Глава 14

В салоне автомобиля напряжение между мной и Антоном снова усиливается. Мы оба храним молчание, но то и дело ловим неосторожные взгляды друг друга и смущенно отводим глаза.

Уже спустя пару минут пути я жалею, что села на переднее сидение: кажется, что наши с Антоном тела находятся слишком близко, что нужно о чем-то говорить и каким-то образом взаимодействовать, раз уж между нами не имеется ни единой преграды, вроде спинок кресел или плохой слышимости. Не ерзать на месте удается с трудом.

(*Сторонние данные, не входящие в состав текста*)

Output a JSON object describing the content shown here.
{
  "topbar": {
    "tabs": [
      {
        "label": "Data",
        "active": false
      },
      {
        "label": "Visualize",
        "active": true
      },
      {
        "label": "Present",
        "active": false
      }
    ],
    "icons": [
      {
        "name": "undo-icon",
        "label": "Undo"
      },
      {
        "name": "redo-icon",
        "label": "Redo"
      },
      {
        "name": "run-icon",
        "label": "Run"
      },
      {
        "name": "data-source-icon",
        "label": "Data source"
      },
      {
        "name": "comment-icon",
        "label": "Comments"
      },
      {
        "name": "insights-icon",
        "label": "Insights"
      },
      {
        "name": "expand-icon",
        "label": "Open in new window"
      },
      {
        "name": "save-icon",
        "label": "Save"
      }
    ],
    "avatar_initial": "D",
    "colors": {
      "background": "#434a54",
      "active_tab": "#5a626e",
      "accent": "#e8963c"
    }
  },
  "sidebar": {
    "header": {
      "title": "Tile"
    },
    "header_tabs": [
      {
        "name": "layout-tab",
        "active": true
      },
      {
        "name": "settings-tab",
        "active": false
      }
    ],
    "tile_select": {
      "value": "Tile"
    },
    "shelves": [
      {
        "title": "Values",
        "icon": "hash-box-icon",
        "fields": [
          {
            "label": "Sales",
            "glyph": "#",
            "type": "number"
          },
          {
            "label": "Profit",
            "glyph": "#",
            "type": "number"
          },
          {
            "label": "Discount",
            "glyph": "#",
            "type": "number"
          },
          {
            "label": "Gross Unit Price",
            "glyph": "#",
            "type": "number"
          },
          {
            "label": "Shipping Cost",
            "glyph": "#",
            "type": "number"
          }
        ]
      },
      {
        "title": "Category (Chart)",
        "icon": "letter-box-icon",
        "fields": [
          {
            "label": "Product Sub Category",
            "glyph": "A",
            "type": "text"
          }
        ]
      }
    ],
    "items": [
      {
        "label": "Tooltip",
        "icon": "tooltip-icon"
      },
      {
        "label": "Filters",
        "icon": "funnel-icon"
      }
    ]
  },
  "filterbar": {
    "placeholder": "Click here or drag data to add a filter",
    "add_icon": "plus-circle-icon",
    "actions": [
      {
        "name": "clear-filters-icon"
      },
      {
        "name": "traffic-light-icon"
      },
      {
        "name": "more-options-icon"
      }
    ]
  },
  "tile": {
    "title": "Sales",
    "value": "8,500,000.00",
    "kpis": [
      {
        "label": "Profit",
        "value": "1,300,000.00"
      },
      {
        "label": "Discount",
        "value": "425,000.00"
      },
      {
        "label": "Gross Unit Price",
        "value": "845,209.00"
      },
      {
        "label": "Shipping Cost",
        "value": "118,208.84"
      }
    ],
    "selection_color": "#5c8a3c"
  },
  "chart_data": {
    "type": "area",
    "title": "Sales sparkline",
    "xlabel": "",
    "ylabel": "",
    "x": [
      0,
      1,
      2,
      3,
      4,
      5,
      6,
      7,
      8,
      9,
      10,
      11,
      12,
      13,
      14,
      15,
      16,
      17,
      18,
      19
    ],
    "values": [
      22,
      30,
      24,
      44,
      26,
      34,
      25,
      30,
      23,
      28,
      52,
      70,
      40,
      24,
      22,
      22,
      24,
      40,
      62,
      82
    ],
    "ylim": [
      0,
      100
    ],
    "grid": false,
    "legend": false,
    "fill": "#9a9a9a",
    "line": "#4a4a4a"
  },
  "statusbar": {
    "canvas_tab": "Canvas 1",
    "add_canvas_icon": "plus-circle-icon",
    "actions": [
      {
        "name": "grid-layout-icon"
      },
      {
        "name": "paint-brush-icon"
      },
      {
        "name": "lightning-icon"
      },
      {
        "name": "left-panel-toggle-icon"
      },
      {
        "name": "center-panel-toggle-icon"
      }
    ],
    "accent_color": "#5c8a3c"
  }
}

Меня нервирует обстановка. Тишина угнетает, но и перспектива беседы на любую тему страшит. Мысли хаотичными вспышками озаряют то одну, то другую причину для беспокойства, однако сосредоточиться и подумать как следует не хватает сил.

Я только и успеваю, что озаботиться миллионом вопросов: захочет ли Антон подняться со мной в квартиру, скажет ли что-нибудь или молча высадит меня у подъезда, стоит ли еще раз затеять разговор о разводе и добиться конкретного ответа, – волнение охватывает все мое существо, и зачатки рациональных рассуждений уступают под натиском стресса. Похоже, сегодня ни на что толковое я уже не способна.

Антон ведет машину спокойно и уверенно, внимательно следит за дорогой и, похоже, больше не косится в мою сторону. Впрочем, я и сама опасаюсь к нему поворачиваться, не желая усугублять нашу обоюдную неловкость. Ситуация, в которой мы находимся (и по большой части по моей вине) при размышлении как бы со стороны выглядит абсурдной, не укладывающейся в голове.

Странно разводиться с человеком, когда не можешь назвать ему причину своего решения, когда любишь его и не испытываешь в его отношении сильных негативных эмоций. Прежде я и представить не могла, что, будучи в браке, захочу расстаться при вышеназванных условиях. В моем сознании разрыв между супругами представлялся иным: равнодушие или разочарование, неразрешимый конфликт или серьезная обида, ненависть или гигантских масштабов непонимание были объективными факторами. Понятными.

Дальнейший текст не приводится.